Law isn’t well suited to protect people from being offended


The display of mutilated baby dolls in a Halloween tableau outside a Niles house is at most a temporary diversion, but it raises a serious legal question that even now is being considered by the Supreme Court of the United States. Does a person have a constitutional right to be offensive?

Some people who have seen the dismembered, scorched and “bleeding” baby dolls at Krista Smith’s “After Death Dollcare” exhibit on Main Street have been amused, others have shrugged, some have expressed annoyance that approaches outrage. Those who say that there ought to be a law have essentially been told there is a law, the First Amendment, and it favors free expression. It covers displays of mutilated baby dolls, even if some people may think impressionable children might be harmed by the grotesque images or that adults who have lived through the loss of a real baby might suffer emotionally from seeing the images.

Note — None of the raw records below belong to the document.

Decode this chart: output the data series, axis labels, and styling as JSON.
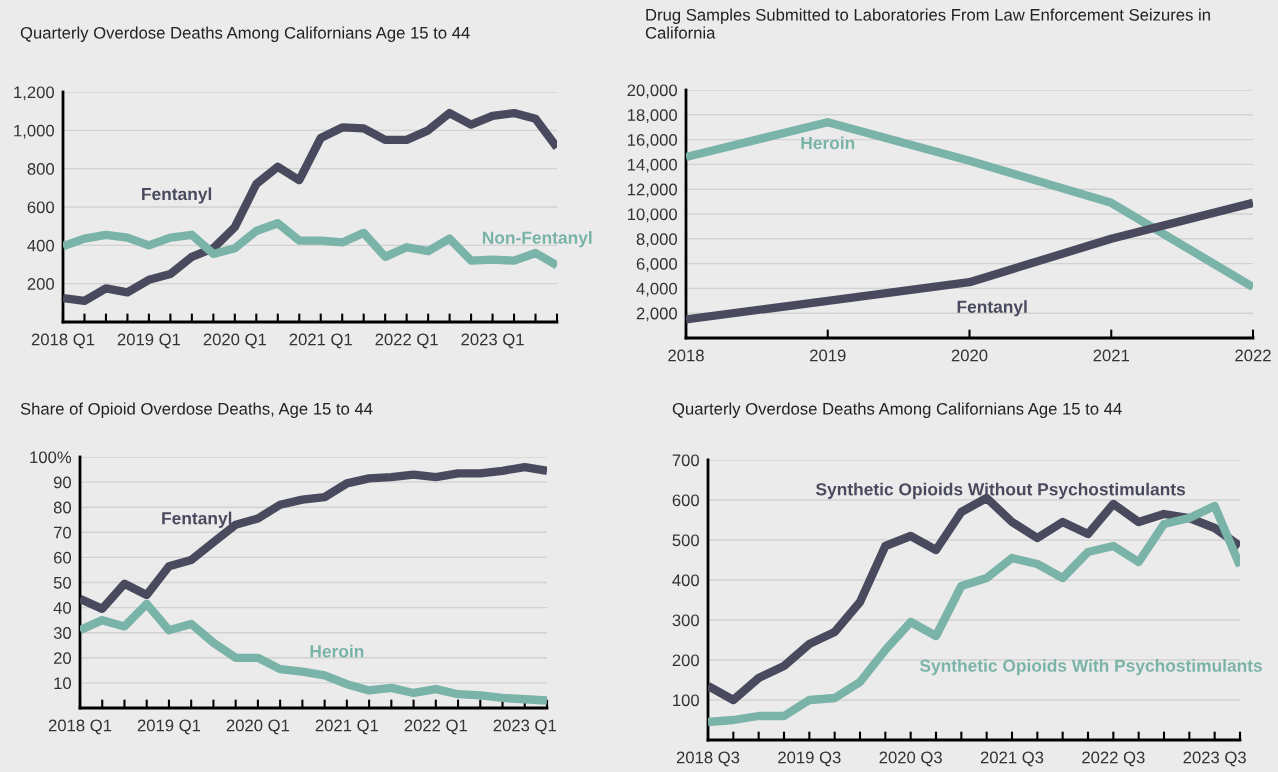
{
  "chart_data": [
    {
      "type": "line",
      "title": "Quarterly Overdose Deaths Among Californians Age 15 to 44",
      "categories": [
        "2018 Q1",
        null,
        null,
        null,
        "2019 Q1",
        null,
        null,
        null,
        "2020 Q1",
        null,
        null,
        null,
        "2021 Q1",
        null,
        null,
        null,
        "2022 Q1",
        null,
        null,
        null,
        "2023 Q1",
        null,
        null,
        null
      ],
      "series": [
        {
          "name": "Fentanyl",
          "color": "#4a4a5e",
          "values": [
            125,
            110,
            175,
            155,
            220,
            250,
            340,
            385,
            495,
            720,
            810,
            740,
            960,
            1015,
            1010,
            950,
            950,
            1000,
            1090,
            1030,
            1075,
            1090,
            1060,
            910
          ]
        },
        {
          "name": "Non-Fentanyl",
          "color": "#7ab3a8",
          "values": [
            395,
            435,
            455,
            440,
            400,
            440,
            455,
            355,
            385,
            475,
            515,
            425,
            425,
            415,
            465,
            340,
            390,
            370,
            435,
            320,
            325,
            320,
            360,
            295
          ]
        }
      ],
      "ylim": [
        0,
        1200
      ],
      "yticks": [
        {
          "value": 200,
          "label": "200"
        },
        {
          "value": 400,
          "label": "400"
        },
        {
          "value": 600,
          "label": "600"
        },
        {
          "value": 800,
          "label": "800"
        },
        {
          "value": 1000,
          "label": "1,000"
        },
        {
          "value": 1200,
          "label": "1,200"
        }
      ],
      "grid": "y",
      "legend": false
    },
    {
      "type": "line",
      "title": "Drug Samples Submitted to Laboratories From Law Enforcement Seizures in California",
      "x": [
        2018,
        2019,
        2020,
        2021,
        2022
      ],
      "series": [
        {
          "name": "Heroin",
          "color": "#7ab3a8",
          "values": [
            14600,
            17400,
            14300,
            10900,
            4100
          ]
        },
        {
          "name": "Fentanyl",
          "color": "#4a4a5e",
          "values": [
            1500,
            3000,
            4500,
            8000,
            10900
          ]
        }
      ],
      "xlim": [
        2018,
        2022
      ],
      "xticks": [
        2018,
        2019,
        2020,
        2021,
        2022
      ],
      "ylim": [
        0,
        20000
      ],
      "yticks": [
        {
          "value": 2000,
          "label": "2,000"
        },
        {
          "value": 4000,
          "label": "4,000"
        },
        {
          "value": 6000,
          "label": "6,000"
        },
        {
          "value": 8000,
          "label": "8,000"
        },
        {
          "value": 10000,
          "label": "10,000"
        },
        {
          "value": 12000,
          "label": "12,000"
        },
        {
          "value": 14000,
          "label": "14,000"
        },
        {
          "value": 16000,
          "label": "16,000"
        },
        {
          "value": 18000,
          "label": "18,000"
        },
        {
          "value": 20000,
          "label": "20,000"
        }
      ],
      "grid": "y",
      "legend": false
    },
    {
      "type": "line",
      "title": "Share of Opioid Overdose Deaths, Age 15 to 44",
      "categories": [
        "2018 Q1",
        null,
        null,
        null,
        "2019 Q1",
        null,
        null,
        null,
        "2020 Q1",
        null,
        null,
        null,
        "2021 Q1",
        null,
        null,
        null,
        "2022 Q1",
        null,
        null,
        null,
        "2023 Q1",
        null
      ],
      "series": [
        {
          "name": "Fentanyl",
          "color": "#4a4a5e",
          "values": [
            43.5,
            39.5,
            49.5,
            45,
            56.5,
            59,
            66,
            73,
            75.5,
            81,
            83,
            84,
            89.5,
            91.5,
            92,
            93,
            92,
            93.5,
            93.5,
            94.5,
            96,
            94.5
          ]
        },
        {
          "name": "Heroin",
          "color": "#7ab3a8",
          "values": [
            31,
            35,
            32.5,
            41.5,
            31,
            33.5,
            26,
            20,
            20,
            15.5,
            14.5,
            13,
            9.5,
            7,
            8,
            6,
            7.5,
            5.5,
            5,
            4,
            3.5,
            3
          ]
        }
      ],
      "ylim": [
        0,
        100
      ],
      "yticks": [
        10,
        20,
        30,
        40,
        50,
        60,
        70,
        80,
        90,
        {
          "value": 100,
          "label": "100%"
        }
      ],
      "grid": "y",
      "legend": false
    },
    {
      "type": "line",
      "title": "Quarterly Overdose Deaths Among Californians Age 15 to 44",
      "categories": [
        "2018 Q3",
        null,
        null,
        null,
        "2019 Q3",
        null,
        null,
        null,
        "2020 Q3",
        null,
        null,
        null,
        "2021 Q3",
        null,
        null,
        null,
        "2022 Q3",
        null,
        null,
        null,
        "2023 Q3",
        null
      ],
      "series": [
        {
          "name": "Synthetic Opioids Without Psychostimulants",
          "color": "#4a4a5e",
          "values": [
            135,
            100,
            155,
            185,
            240,
            270,
            345,
            485,
            510,
            475,
            570,
            605,
            545,
            505,
            545,
            515,
            590,
            545,
            565,
            555,
            530,
            485
          ]
        },
        {
          "name": "Synthetic Opioids With Psychostimulants",
          "color": "#7ab3a8",
          "values": [
            45,
            50,
            60,
            60,
            100,
            105,
            145,
            225,
            295,
            260,
            385,
            405,
            455,
            440,
            405,
            470,
            485,
            445,
            540,
            555,
            585,
            435
          ]
        }
      ],
      "ylim": [
        0,
        700
      ],
      "yticks": [
        100,
        200,
        300,
        400,
        500,
        600,
        700
      ],
      "grid": "y",
      "legend": false
    }
  ]
}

“Don’t look” (and don’t let your children look) is the best advice that can be offered to those who do not share Smith’s sense of what constitutes Halloween fun.

A more serious case

But on a serious note, the Supreme Court is grappling with a case that takes offensive behavior about as far as can be imagined. Snyder v. Phelps involves the case of Albert Snyder, the father of Matthew Snyder, 20, a Marine whose funeral was one of hundreds the group picketed by the Rev. Fred W. Phelps, a venomously anti-gay pastor who preaches that the United States is being punished for its tolerance of homosexuality.

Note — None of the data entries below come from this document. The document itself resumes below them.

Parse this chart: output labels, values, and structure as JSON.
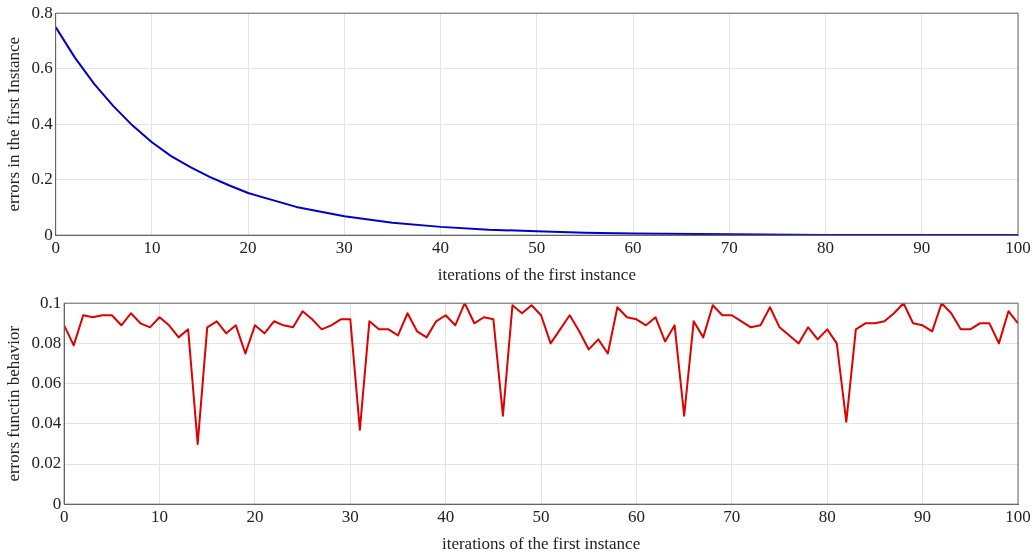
{
  "chart_data": [
    {
      "type": "line",
      "xlabel": "iterations of the first instance",
      "ylabel": "errors in the first Instance",
      "xlim": [
        0,
        100
      ],
      "xticks": [
        0,
        10,
        20,
        30,
        40,
        50,
        60,
        70,
        80,
        90,
        100
      ],
      "ylim": [
        0,
        0.8
      ],
      "yticks": [
        0,
        0.2,
        0.4,
        0.6,
        0.8
      ],
      "grid": true,
      "legend": false,
      "marker": "none",
      "line_style": "solid",
      "series": [
        {
          "color": "#0000cc",
          "x": [
            0,
            2,
            4,
            6,
            8,
            10,
            12,
            14,
            16,
            18,
            20,
            25,
            30,
            35,
            40,
            45,
            50,
            55,
            60,
            70,
            80,
            90,
            100
          ],
          "values": [
            0.75,
            0.64,
            0.545,
            0.465,
            0.395,
            0.335,
            0.285,
            0.245,
            0.21,
            0.18,
            0.152,
            0.102,
            0.068,
            0.045,
            0.03,
            0.02,
            0.014,
            0.009,
            0.006,
            0.003,
            0.001,
            0.001,
            0.001
          ]
        }
      ]
    },
    {
      "type": "line",
      "xlabel": "iterations of the first instance",
      "ylabel": "errors functin behavior",
      "xlim": [
        0,
        100
      ],
      "xticks": [
        0,
        10,
        20,
        30,
        40,
        50,
        60,
        70,
        80,
        90,
        100
      ],
      "ylim": [
        0,
        0.1
      ],
      "yticks": [
        0,
        0.02,
        0.04,
        0.06,
        0.08,
        0.1
      ],
      "grid": true,
      "legend": false,
      "marker": "none",
      "line_style": "solid",
      "series": [
        {
          "color": "#e00000",
          "x": [
            0,
            1,
            2,
            3,
            4,
            5,
            6,
            7,
            8,
            9,
            10,
            11,
            12,
            13,
            14,
            15,
            16,
            17,
            18,
            19,
            20,
            21,
            22,
            23,
            24,
            25,
            26,
            27,
            28,
            29,
            30,
            31,
            32,
            33,
            34,
            35,
            36,
            37,
            38,
            39,
            40,
            41,
            42,
            43,
            44,
            45,
            46,
            47,
            48,
            49,
            50,
            51,
            52,
            53,
            54,
            55,
            56,
            57,
            58,
            59,
            60,
            61,
            62,
            63,
            64,
            65,
            66,
            67,
            68,
            69,
            70,
            71,
            72,
            73,
            74,
            75,
            76,
            77,
            78,
            79,
            80,
            81,
            82,
            83,
            84,
            85,
            86,
            87,
            88,
            89,
            90,
            91,
            92,
            93,
            94,
            95,
            96,
            97,
            98,
            99,
            100
          ],
          "values": [
            0.089,
            0.079,
            0.094,
            0.093,
            0.094,
            0.094,
            0.089,
            0.095,
            0.09,
            0.088,
            0.093,
            0.089,
            0.083,
            0.087,
            0.03,
            0.088,
            0.091,
            0.085,
            0.089,
            0.075,
            0.089,
            0.085,
            0.091,
            0.089,
            0.088,
            0.096,
            0.092,
            0.087,
            0.089,
            0.092,
            0.092,
            0.037,
            0.091,
            0.087,
            0.087,
            0.084,
            0.095,
            0.086,
            0.083,
            0.091,
            0.094,
            0.089,
            0.1,
            0.09,
            0.093,
            0.092,
            0.044,
            0.099,
            0.095,
            0.099,
            0.094,
            0.08,
            0.087,
            0.094,
            0.086,
            0.077,
            0.082,
            0.075,
            0.098,
            0.093,
            0.092,
            0.089,
            0.093,
            0.081,
            0.089,
            0.044,
            0.091,
            0.083,
            0.099,
            0.094,
            0.094,
            0.091,
            0.088,
            0.089,
            0.098,
            0.088,
            0.084,
            0.08,
            0.088,
            0.082,
            0.087,
            0.08,
            0.041,
            0.087,
            0.09,
            0.09,
            0.091,
            0.095,
            0.1,
            0.09,
            0.089,
            0.086,
            0.1,
            0.095,
            0.087,
            0.087,
            0.09,
            0.09,
            0.08,
            0.096,
            0.09
          ]
        }
      ]
    }
  ]
}
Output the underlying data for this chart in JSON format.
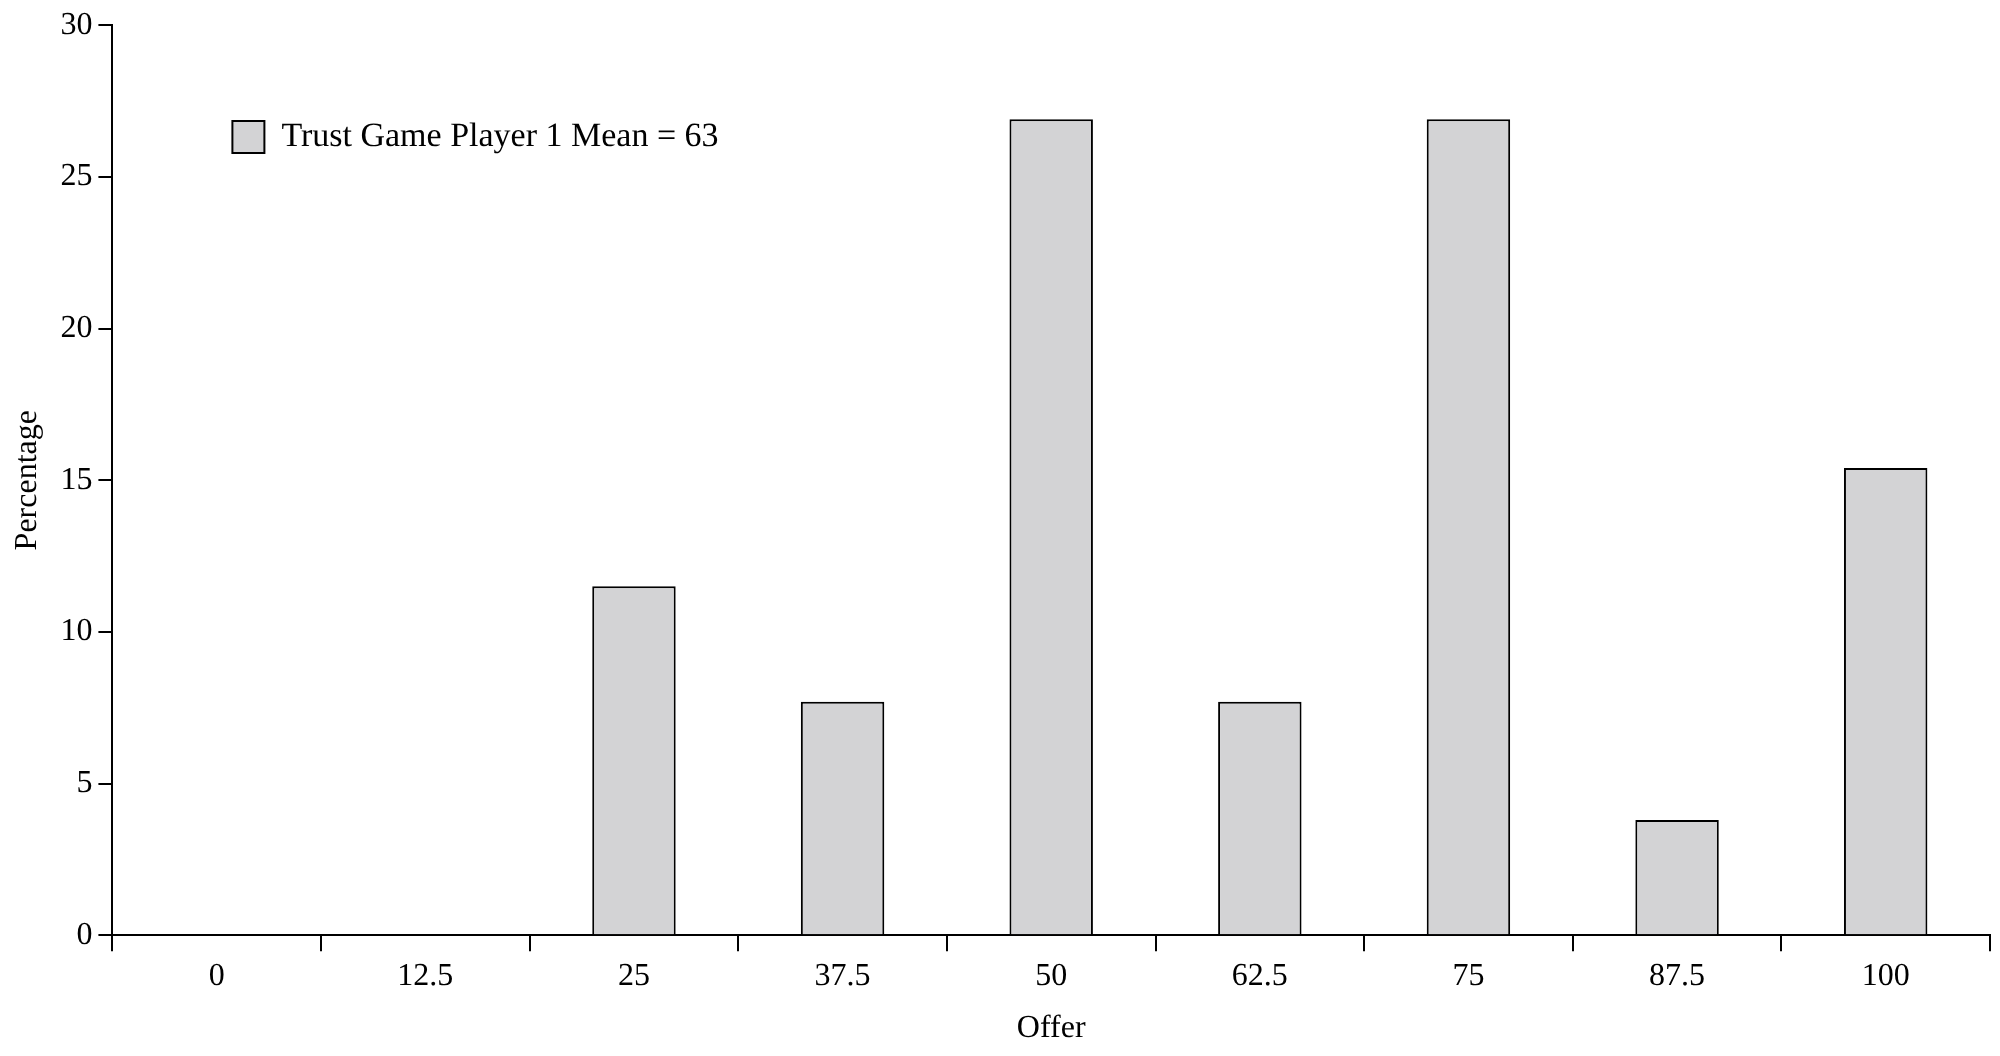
{
  "chart_data": {
    "type": "bar",
    "xlabel": "Offer",
    "ylabel": "Percentage",
    "categories": [
      "0",
      "12.5",
      "25",
      "37.5",
      "50",
      "62.5",
      "75",
      "87.5",
      "100"
    ],
    "series": [
      {
        "name": "Trust Game Player 1 Mean = 63",
        "color": "#d3d3d5",
        "values": [
          0,
          0,
          11.5,
          7.7,
          26.9,
          7.7,
          26.9,
          3.8,
          15.4
        ]
      }
    ],
    "ylim": [
      0,
      30
    ],
    "yticks": [
      0,
      5,
      10,
      15,
      20,
      25,
      30
    ],
    "grid": false,
    "legend": "top left"
  }
}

It is a long way from Phelps’ Topeka, Kansas, church to Matthew Snyder’s funeral to a Niles Halloween display, but the principal that ties them all together is balancing freedom of speech in a civilized society. And while Phelps’ activities are far more offensive both in their vitriol and in their target — grieving families of fallen soldiers — Phelps can argue that he is not attempting to amuse, he is making what he considers to be a serious religious and political statement.

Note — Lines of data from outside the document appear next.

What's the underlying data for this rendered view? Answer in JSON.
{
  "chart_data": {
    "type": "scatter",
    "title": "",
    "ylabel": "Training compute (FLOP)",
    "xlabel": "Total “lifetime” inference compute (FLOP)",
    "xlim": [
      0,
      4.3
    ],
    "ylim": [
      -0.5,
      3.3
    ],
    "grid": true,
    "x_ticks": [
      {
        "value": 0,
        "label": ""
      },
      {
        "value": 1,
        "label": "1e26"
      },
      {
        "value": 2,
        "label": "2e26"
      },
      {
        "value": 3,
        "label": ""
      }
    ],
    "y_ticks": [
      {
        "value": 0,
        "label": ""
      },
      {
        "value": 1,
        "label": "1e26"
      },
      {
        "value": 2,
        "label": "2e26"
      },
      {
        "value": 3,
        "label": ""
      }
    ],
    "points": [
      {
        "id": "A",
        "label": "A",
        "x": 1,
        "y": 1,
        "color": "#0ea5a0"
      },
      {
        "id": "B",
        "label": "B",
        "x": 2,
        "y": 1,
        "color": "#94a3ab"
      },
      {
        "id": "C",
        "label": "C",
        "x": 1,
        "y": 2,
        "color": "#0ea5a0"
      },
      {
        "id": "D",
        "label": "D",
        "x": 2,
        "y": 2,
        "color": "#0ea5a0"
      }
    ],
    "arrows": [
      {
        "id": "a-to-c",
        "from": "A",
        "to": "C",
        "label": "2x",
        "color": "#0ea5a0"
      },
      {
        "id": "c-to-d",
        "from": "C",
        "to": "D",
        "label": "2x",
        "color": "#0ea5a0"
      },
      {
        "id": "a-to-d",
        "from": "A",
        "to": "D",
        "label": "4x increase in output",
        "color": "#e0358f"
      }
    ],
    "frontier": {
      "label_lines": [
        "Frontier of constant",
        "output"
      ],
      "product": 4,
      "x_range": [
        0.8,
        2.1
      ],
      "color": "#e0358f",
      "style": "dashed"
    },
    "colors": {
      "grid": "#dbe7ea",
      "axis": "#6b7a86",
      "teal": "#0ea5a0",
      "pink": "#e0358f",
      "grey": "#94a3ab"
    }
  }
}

It is easy to say that there is no room in the United States for Phelps and his tactics — the tipping point being that he conducts his protests near the funerals of soldiers. But the Supreme Court will find it difficult to interpret the First Amendment in such a way as to define impermissibly offensive speech without opening the courts to an onslaught of suits in a society in which millions are eager to demand protection from being offended.

It would be better if we as citizens — from militant ministers to Halloween celebrants to motorists who play music with obscene lyrics just loud enough for others to hear — could be a little more civil.

Most people are able to find a way of expressing themselves and enjoying themselves without unduly affecting others — if they try.